When it first opened, Felix was a bold statement at variance with the Peninsula group’s perceived conservative style of luxury- its dramatically surreal interior evoking emotions of surprise, fantasy and imagination. Testament to the unique creative genius of the Philippe Starck design is that 18 years later, Felix can still evoke the same exuberant responses from both first time visitors, and the many repeat guests, and remains as fresh and inspiring as on its opening day.
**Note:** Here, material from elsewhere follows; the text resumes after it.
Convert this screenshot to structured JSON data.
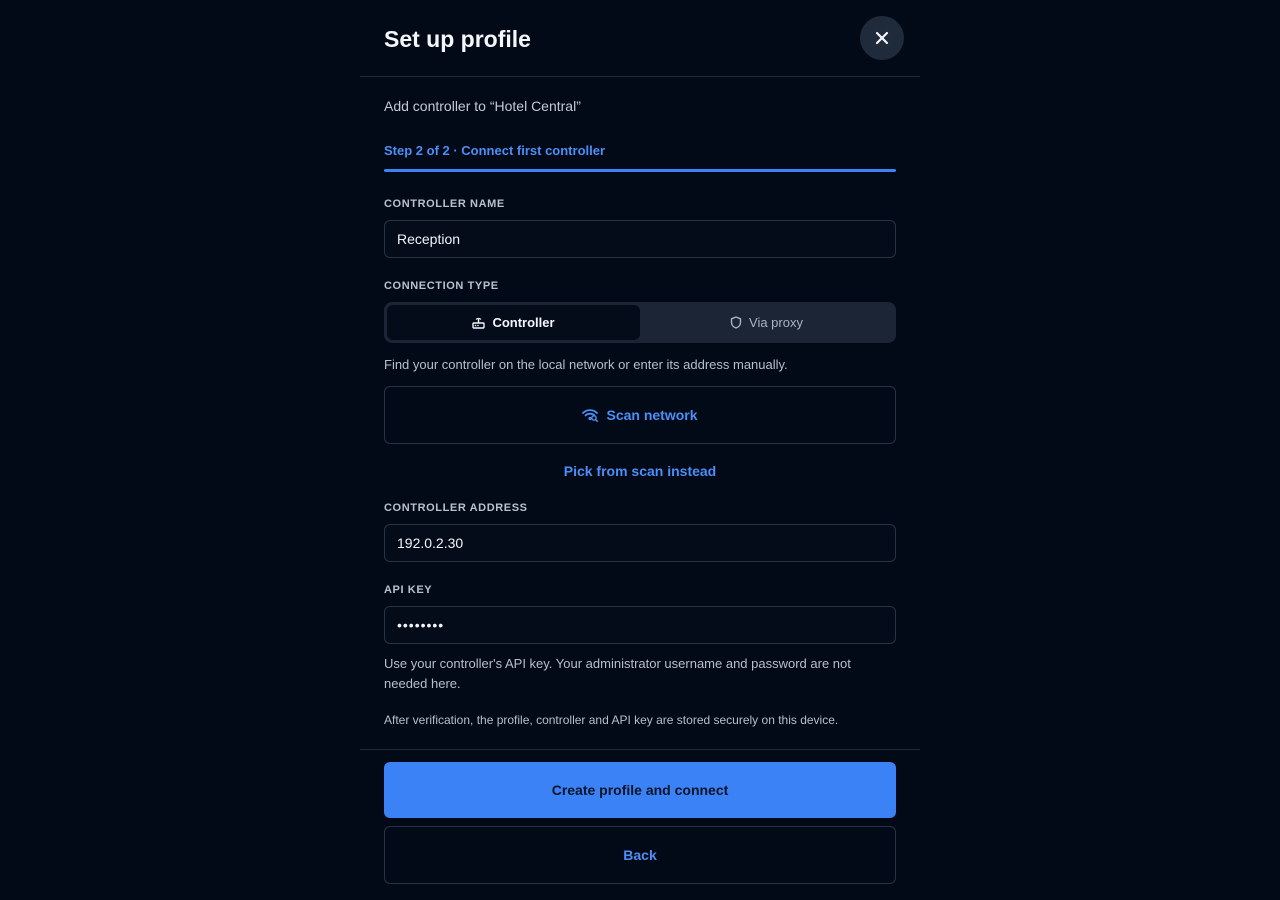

Felix is primarily a restaurant serving Modern European cuisine. Under the direction of Chef Yoshiharu Kaji,who arrived at Felix from The Peninsula Tokyo in 2011, a new, refreshed menu has been introduced specialising in clean, simple and innovative combinations of the finest seasonal produce. In addition to the restaurant dining, Felix offers guests a range of experiences in distinctly featured zones within the overall space. These include the Wine Bar, The Balcony, The American Bar, The Crazy Box, and The Long Table. To visit Felix is a truly memorable experience, and at a point time in Hong Kong where rooftop dining and drinking spaces have proliferated, Felix retains its compelling originality and appeal. Felix is an extraordinary zone of glamour and sophistication- where guests can appreciate fine contemporary cuisine and sumptuous cocktails, complimented with the spectacular views over the Hong Kong and Kowloon skylines.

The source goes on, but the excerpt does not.